A rudimentary RPTI detector system shown schematically in Figure 2 follows the principles outlined above. The detector consists of two main parts. Nuclear recoil systems, such as this one, are made up of neutron collimators and shields, CH2 foils for converting the neutrons to recoil protons, and proton collimators for choosing the incident proton with the predetermined recoil angle. To capture a picture of the proton tracks, a gas scintillation chamber and a series of imaging equipment are used. The gas scintillation chamber generates photons that travel along the tracks.

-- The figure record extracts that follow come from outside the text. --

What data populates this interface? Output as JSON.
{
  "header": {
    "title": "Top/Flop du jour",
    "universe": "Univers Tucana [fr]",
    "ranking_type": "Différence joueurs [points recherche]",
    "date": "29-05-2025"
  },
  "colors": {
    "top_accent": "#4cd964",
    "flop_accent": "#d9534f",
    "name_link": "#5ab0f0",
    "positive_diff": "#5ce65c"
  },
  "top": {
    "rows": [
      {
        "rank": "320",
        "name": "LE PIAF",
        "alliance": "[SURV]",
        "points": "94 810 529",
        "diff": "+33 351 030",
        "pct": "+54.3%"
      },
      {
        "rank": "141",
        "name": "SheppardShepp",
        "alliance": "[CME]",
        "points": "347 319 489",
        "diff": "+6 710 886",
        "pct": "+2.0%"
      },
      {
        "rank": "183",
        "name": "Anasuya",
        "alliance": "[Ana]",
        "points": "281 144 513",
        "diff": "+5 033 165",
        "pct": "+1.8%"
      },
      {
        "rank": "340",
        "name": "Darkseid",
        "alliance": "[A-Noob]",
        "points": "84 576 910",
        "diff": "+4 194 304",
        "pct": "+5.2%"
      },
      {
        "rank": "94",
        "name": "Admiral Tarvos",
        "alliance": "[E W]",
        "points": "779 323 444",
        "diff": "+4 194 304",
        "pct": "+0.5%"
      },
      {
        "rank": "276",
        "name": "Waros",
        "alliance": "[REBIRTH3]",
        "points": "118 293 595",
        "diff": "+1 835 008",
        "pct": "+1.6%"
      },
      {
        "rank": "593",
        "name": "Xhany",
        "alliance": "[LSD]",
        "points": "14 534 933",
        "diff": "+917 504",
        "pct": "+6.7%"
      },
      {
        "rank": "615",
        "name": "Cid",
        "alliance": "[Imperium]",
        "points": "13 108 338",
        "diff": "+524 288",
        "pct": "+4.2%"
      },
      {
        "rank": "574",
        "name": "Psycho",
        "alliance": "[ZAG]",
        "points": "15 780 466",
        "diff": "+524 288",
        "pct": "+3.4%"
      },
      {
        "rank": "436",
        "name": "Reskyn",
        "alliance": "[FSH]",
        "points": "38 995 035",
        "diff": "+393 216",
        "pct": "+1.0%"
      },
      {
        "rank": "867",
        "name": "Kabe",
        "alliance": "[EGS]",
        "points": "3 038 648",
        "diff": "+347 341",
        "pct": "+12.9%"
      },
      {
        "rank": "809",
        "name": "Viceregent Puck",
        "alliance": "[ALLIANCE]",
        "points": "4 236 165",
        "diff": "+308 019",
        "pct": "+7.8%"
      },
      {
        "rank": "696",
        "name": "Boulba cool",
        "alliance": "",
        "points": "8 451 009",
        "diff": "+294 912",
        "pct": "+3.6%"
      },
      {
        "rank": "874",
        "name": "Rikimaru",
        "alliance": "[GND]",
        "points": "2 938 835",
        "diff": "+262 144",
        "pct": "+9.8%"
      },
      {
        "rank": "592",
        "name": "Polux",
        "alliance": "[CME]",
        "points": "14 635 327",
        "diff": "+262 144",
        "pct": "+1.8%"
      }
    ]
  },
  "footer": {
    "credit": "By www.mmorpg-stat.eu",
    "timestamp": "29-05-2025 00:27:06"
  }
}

In addition to its outstanding properties (such as wide spectral wavelength, relatively high yield, and fast emission)15,16,17–19 for imaging purposes and the fact that it is a heavy molecule that contains only low-Z atoms, CF4 is also an excellent scintillation gas because it is insensitive to gamma radiation and has a good neutron/gamma discrimination ratio. CF4 A 5 m-thickness Ti window may be used to enclose the gas chamber while still allowing recoil protons to pass through, according to technical standards. Installing an external imaging device's photons requires a quartz window. Image-intensified CCD/CMOS cameras may be used to capture the proton track pictures in real time, and the collected imaging data will be sent to the online analysis system for quick unfolding of energy spectra.

Simulations based on a person's abilities

This setup has been used in a series of Monte Carlo simulations20 to test the RPTI approach for NSM. The collimated neutron source is defined as a 14 MeV neutron beam in the context of DT neutron observations. In this case, the neutron beam's orientation is fixed at 45 degrees from the x-axis for the sake of ease of analysis. This angle should be carefully chosen in real applications in order to decrease the direct neutron emission. A CH2 foil is immediately struck by the neutrons, resulting in the generation of recoil protons. The CH2 foil has an effective area of 0.52 cm2 that is collimated by the neutron beam. The proton collimator is a 2 mm thick Fe disk with an inner radium of 3 mm, located 1 mm from the entry window (5 m-thickness Ti window). One bar of CF4 gas fills the gas chamber, which accepts only protons traveling in the xy direction. For this experiment, a 42 mm spacing was established between the CH2 foil and the proton collimator.

After passing through the CH2 foil, air gap, and Ti window, the simulation measures the remaining proton energy. The energy spectrum of recoil protons is also obtained by combining the Energy-Range relations in Ti and air (calculated using SRIM code) with the average energy loss in the CH2 foil. In the end, Eq. unfolds the neutron spectra from the recoil proton energy spectrum.